According to The Sunday Telegraph, after the number plate was reported, Transport for NSW began the process of cancelling the registration, but Roads Minister John Graham said this should have never happened in the first place.
“There is no place in NSW for neo-Nazis. We are not going to tolerate hatred and intolerance being spread in the community,” he said.
“I have asked Transport for NSW to urgently tighten the system to prevent any repeat.”
NSW Jewish Board of Deputies president David Ossip said, “It is both confronting and concerning that this number plate was brazenly being displayed by a motorist driving around the streets of Sydney. It underlines the need for continued vigilance against the well-documented rise in Neo-Nazi sentiment.”
Australia/Israel & Jewish Affairs Council executive director Colin Rubenstein welcomed the swift action by the NSW state government to review its filtering controls on the approval of vehicle registration plates in NSW.
“To those who observe neo-Nazi activity, 88 is a clear and unequivocal reference to the Nazi dictator Adolf Hitler. It is disgusting in the extreme and has no place on NSW streets,” Rubenstein said.

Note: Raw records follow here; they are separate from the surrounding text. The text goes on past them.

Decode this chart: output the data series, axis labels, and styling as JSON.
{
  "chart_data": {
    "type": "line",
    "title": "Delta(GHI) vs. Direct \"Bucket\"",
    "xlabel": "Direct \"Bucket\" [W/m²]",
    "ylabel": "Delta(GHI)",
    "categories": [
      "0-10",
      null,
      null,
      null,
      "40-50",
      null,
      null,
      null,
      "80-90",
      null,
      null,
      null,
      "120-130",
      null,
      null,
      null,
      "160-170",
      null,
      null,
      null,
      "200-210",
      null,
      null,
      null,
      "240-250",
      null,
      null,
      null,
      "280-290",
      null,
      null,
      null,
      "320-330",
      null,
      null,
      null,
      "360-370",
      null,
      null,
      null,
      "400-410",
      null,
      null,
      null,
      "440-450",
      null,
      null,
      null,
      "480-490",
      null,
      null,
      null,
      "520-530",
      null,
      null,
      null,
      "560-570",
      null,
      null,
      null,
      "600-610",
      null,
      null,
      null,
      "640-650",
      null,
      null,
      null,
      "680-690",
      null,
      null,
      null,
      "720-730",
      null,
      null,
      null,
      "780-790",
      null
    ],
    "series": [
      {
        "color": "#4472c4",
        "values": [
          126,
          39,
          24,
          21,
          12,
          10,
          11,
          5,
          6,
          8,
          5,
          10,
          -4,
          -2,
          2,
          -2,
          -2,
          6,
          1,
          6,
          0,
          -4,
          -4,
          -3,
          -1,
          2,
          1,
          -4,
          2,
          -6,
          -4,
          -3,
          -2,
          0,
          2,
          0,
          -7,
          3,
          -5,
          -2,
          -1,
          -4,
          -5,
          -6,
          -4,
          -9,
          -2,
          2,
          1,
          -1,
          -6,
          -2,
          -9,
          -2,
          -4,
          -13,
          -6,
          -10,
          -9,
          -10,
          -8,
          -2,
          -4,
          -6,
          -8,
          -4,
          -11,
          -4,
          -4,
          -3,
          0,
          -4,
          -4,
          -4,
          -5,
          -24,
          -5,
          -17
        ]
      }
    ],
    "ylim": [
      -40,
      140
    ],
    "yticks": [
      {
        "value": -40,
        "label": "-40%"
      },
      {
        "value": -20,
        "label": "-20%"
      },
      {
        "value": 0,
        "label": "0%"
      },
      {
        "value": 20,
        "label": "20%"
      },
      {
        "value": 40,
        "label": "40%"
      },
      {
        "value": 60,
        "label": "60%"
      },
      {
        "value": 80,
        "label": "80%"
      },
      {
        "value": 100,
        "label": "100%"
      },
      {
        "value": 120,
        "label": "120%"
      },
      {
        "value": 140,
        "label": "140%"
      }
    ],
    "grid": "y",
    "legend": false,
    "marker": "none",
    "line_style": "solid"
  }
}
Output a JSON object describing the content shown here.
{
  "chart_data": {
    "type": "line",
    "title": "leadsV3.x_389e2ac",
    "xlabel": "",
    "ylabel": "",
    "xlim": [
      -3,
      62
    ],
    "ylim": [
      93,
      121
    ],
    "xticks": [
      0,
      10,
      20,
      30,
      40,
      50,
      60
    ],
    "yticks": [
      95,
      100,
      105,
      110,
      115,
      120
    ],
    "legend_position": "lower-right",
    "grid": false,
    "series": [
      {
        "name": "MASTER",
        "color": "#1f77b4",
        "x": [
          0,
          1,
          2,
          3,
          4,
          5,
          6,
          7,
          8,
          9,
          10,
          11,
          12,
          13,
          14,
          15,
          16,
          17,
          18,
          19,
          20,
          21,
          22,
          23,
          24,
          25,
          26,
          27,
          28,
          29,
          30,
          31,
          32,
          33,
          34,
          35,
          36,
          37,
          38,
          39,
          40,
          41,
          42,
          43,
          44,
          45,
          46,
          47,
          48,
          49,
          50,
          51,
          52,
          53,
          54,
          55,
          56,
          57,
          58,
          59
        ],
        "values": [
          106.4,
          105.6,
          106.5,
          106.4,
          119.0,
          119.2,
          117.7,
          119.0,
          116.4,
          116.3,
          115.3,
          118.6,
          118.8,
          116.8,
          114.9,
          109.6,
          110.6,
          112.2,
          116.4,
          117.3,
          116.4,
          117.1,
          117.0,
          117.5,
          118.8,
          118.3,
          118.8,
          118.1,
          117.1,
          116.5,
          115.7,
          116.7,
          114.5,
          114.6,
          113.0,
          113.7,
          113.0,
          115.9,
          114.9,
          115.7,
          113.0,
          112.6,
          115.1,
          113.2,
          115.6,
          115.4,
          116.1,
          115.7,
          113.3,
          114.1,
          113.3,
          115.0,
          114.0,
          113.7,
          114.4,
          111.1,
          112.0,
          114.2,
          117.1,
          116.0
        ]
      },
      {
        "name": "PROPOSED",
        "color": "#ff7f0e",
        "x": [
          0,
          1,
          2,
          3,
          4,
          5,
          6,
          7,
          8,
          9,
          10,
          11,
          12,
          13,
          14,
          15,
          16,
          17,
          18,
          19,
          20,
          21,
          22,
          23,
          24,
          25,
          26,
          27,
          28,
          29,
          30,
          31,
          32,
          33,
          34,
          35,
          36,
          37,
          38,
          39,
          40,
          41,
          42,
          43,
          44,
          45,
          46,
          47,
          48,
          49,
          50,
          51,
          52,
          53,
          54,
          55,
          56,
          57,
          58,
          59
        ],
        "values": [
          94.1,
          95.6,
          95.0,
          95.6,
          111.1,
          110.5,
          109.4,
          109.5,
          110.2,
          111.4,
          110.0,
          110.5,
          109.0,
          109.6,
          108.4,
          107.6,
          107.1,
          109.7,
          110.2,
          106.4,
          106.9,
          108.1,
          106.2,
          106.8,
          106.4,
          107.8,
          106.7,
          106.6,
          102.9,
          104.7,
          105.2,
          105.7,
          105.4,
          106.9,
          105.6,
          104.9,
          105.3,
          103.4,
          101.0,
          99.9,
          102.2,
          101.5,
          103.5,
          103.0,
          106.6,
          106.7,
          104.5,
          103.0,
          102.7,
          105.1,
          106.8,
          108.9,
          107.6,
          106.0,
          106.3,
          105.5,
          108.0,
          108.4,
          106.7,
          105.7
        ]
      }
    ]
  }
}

“This rego plate is offensive to the survivors of the Holocaust, their descendants and those in the Australian army who gave their lives fighting fascism. It is disturbing and totally offensive to see such a brazen display of neo-Nazism in NSW and Australia.”
Meanwhile in Melbourne, antisemitic graffiti sprawled across multiple concrete pillars – one declaring “Covid is a Jew” – appeared below an underpass ahead of Yom Kippur.
Ryvchin said the vile incidents mean the time has come for a national antisemitism education program across Australian schools “to provide resources and support to teachers and parents to understand and defeat this form of hatred, particularly before it spreads to universities, the workplace and broader society”.
“The ECAJ’s national antisemitism education initiative will support teachers, students and families by providing them with resources that explain antisemitism, and reduce the appeal of online extremism and conspiracy theories,” Ryvchin said.
”As the national roof body of the community, we will be working with state governments, schools and Jewish museums to deliver this groundbreaking program to defeat antisemitism in this country.”